Magnite does operate in negative free-cash-flow territory at the moment, burning through $16.7 million over the last year. But with $107 million in cash and equivalents on the books and no debt, this company has ample room to focus on expansion in a fast-growing industry. And at just four times trailing 12-month sales (compared to 44 times sales for The Trade Desk), this looks like a potentially high-growth stock flying well under the radar right now.

3. REPAY Holdings: Bringing digital payments to B2B and loans

In the world of digital payments, REPAY Holdings is another small outfit unknown by most. Even after advancing nearly 60% so far this year, it has a market cap of just under $1.7 billion. The product of mergers and acquisitions over the years, the company has been stitching together a compelling suite of software and services for lenders and business transaction processors to accept real-time payments. 

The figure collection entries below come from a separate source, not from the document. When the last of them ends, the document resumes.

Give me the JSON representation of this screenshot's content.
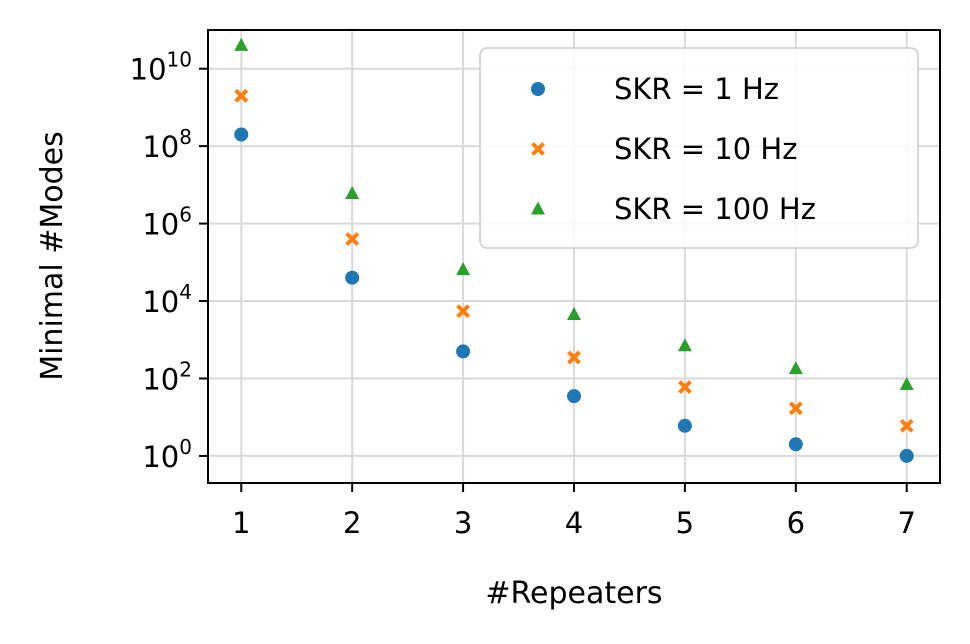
{
  "chart_data": {
    "type": "scatter",
    "title": "",
    "xlabel": "#Repeaters",
    "ylabel": "Minimal #Modes",
    "yscale": "log",
    "x": [
      1,
      2,
      3,
      4,
      5,
      6,
      7
    ],
    "xlim": [
      0.7,
      7.3
    ],
    "ylim": [
      0.2,
      100000000000
    ],
    "xticks": [
      "1",
      "2",
      "3",
      "4",
      "5",
      "6",
      "7"
    ],
    "yticks": [
      {
        "base": "10",
        "exp": "0",
        "value": 1
      },
      {
        "base": "10",
        "exp": "2",
        "value": 100
      },
      {
        "base": "10",
        "exp": "4",
        "value": 10000
      },
      {
        "base": "10",
        "exp": "6",
        "value": 1000000
      },
      {
        "base": "10",
        "exp": "8",
        "value": 100000000
      },
      {
        "base": "10",
        "exp": "10",
        "value": 10000000000
      }
    ],
    "grid": true,
    "legend_position": "top-right",
    "series": [
      {
        "name": "SKR = 1 Hz",
        "marker": "circle",
        "color": "#1f77b4",
        "values": [
          200000000,
          40000,
          500,
          35,
          6,
          2,
          1
        ]
      },
      {
        "name": "SKR = 10 Hz",
        "marker": "x",
        "color": "#ff7f0e",
        "values": [
          2000000000,
          400000,
          5500,
          350,
          60,
          17,
          6
        ]
      },
      {
        "name": "SKR = 100 Hz",
        "marker": "triangle",
        "color": "#2ca02c",
        "values": [
          40000000000,
          6000000,
          65000,
          4500,
          700,
          180,
          70
        ]
      }
    ]
  }
}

While digital payments are commonplace these days when it comes to consumer transactions, that isn't the case in the massive business-to-business and loan repayment industries. Cash, check, and the legacy ACH payment system are still the preferred methods. But the pandemic has been accelerating the need for contactless payments, and REPAY is poised to benefit. In Q2 2020, card transaction volume grew 63% year-over-year to $3.6 billion, and revenue increased 68% to $36.5 million. Collectively, REPAY's addressable markets encompass a couple trillion dollars a year in transaction volume, so suffice to say there's room for the company to corner more market share.

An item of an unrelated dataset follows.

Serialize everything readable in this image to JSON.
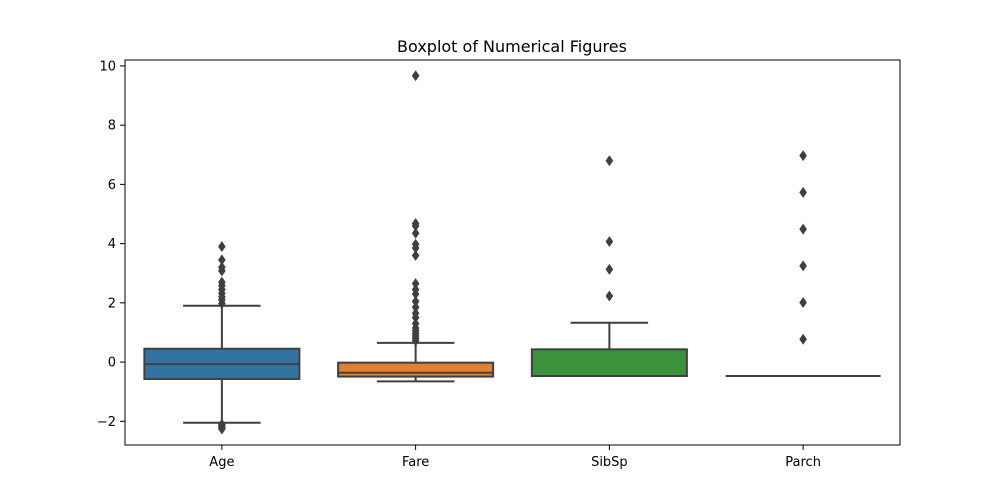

REPAY continues to make progress on that front. It has announced multiple new integrations this year with payment processors, most recently announcing a new partnership with mortgage lending platform Ellie Mae to facilitate electronic money movement between mortgage originators. The auto loan industry is an underserved digital transaction market that REPAY is making headway into with a new payment integration with Daimler AG-owned Mercedes-Benz. It could also be said that the banking and credit union industry is underserved, which REPAY is helping via access to Jack Henry & Associates' technology platform, among others.

REPAY currently trades for 11 times the midpoint of full-year 2020 revenue guidance of $150 million. Cash and equivalents on hand of $186 million (offset by $266 million in debt) also help. If it can continue its recent momentum, this tiny and overlooked war-on-cash stock has lots of upside potential ahead of it in the emerging digital era.